Fwiw: If the objective is to eliminate (3)r6c8, here's another (rather simple) way to do it:
The AUR (79)r6c45/r8c45 has a simple Type 4 UR pseudocell (13)r6c45 (either 1 or 3 must be true) which along with (123)r6c3 forms a simple 'pseudo' ALS. Thus:

(3=2)r8c8-r8c2=r7c3-pseudo als(2=13)r6c345 -> r6c8<>3 stte

[David P Bird]

An AIC is simply a chain where the links are alternately weak of strong, so strictly speaking it doesn’t matter what type the first one is.

A chain that starts and ends with strong links proves that the first and last nodes can’t both be false and can make multiple eliminations, while one that starts and ends with weak links proves that they can’t both be true and will only make one. It’s therefore sensible to get familiar with using the strong form.

That said, I’m not adverse to using the weak form when the first and last nodes overlap where I think it makes the situation quicker to digest (which I believe to be the prime purpose of a notated string - not to set puzzles). I don’t have an example to hand but say we have a chain that links
(1)r6c13 - (1=pqr)ANS:box4 - [….] – (xyz=1)ANS:row6 - (1)r6c17
Now (1)r6c1 would make the first and last nodes both true so => r6c1 <> 1

DPB

[SteveG48]

I'm not trying to give you a hard time- I respect anyone trying to come up with their own solutions these days.

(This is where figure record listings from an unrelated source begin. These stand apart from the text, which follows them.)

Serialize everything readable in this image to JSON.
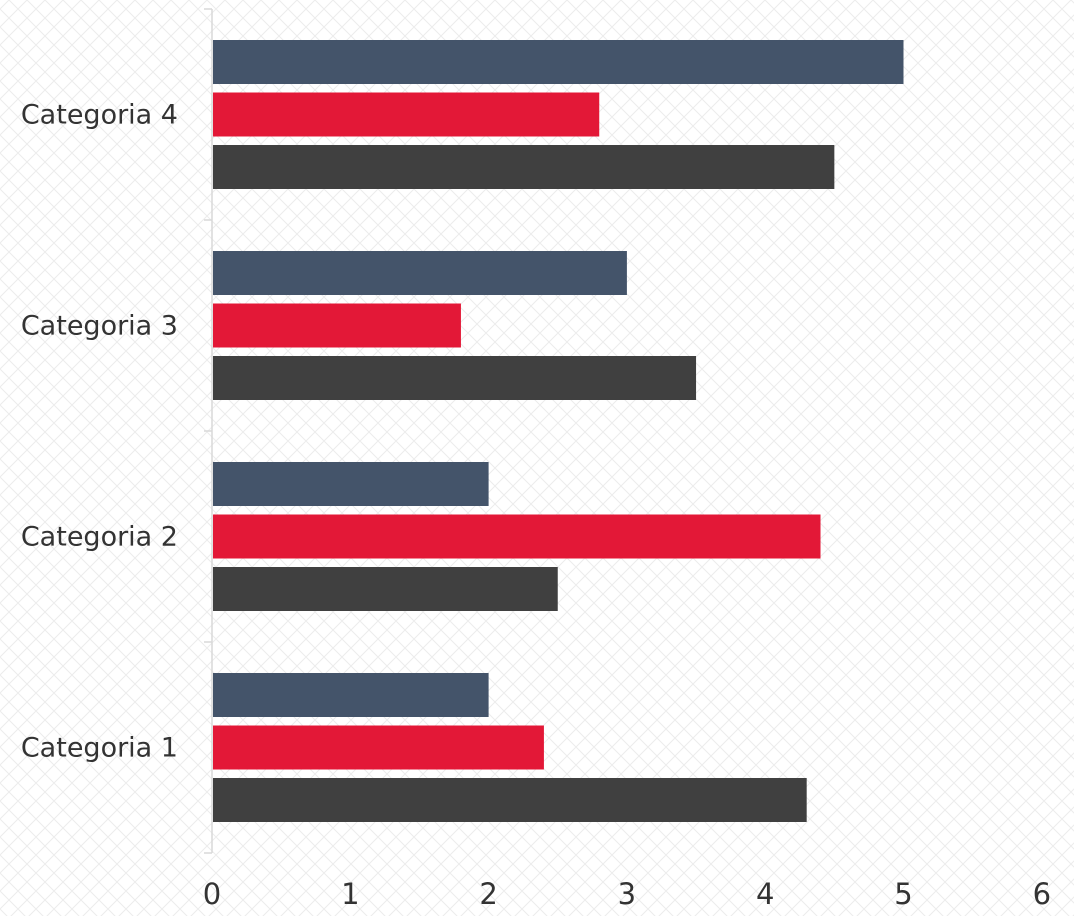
{
  "chart_data": {
    "type": "bar",
    "orientation": "horizontal",
    "categories": [
      "Categoria 1",
      "Categoria 2",
      "Categoria 3",
      "Categoria 4"
    ],
    "series": [
      {
        "color": "#44546a",
        "values": [
          2.0,
          2.0,
          3.0,
          5.0
        ]
      },
      {
        "color": "#e31837",
        "values": [
          2.4,
          4.4,
          1.8,
          2.8
        ]
      },
      {
        "color": "#404040",
        "values": [
          4.3,
          2.5,
          3.5,
          4.5
        ]
      }
    ],
    "xlim": [
      0,
      6
    ],
    "x_ticks": [
      "0",
      "1",
      "2",
      "3",
      "4",
      "5",
      "6"
    ],
    "grid": false,
    "legend": "none",
    "background": "diamond lattice pattern"
  }
}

No problem at all. Solving these puzzles is fun and educational, but it's the occasional discussion like this one that really makes a forum worthwhile.

While I'm always looking for new, innovative solving methods, I am not familiar with any concept that starting with a weak link allows one to better find an elimination.

As Danny has pointed out, I use it quite a bit (more than I like) in networking type solutions. Generally I'll use weak links to two or more different cells to facilitate constructing the chain.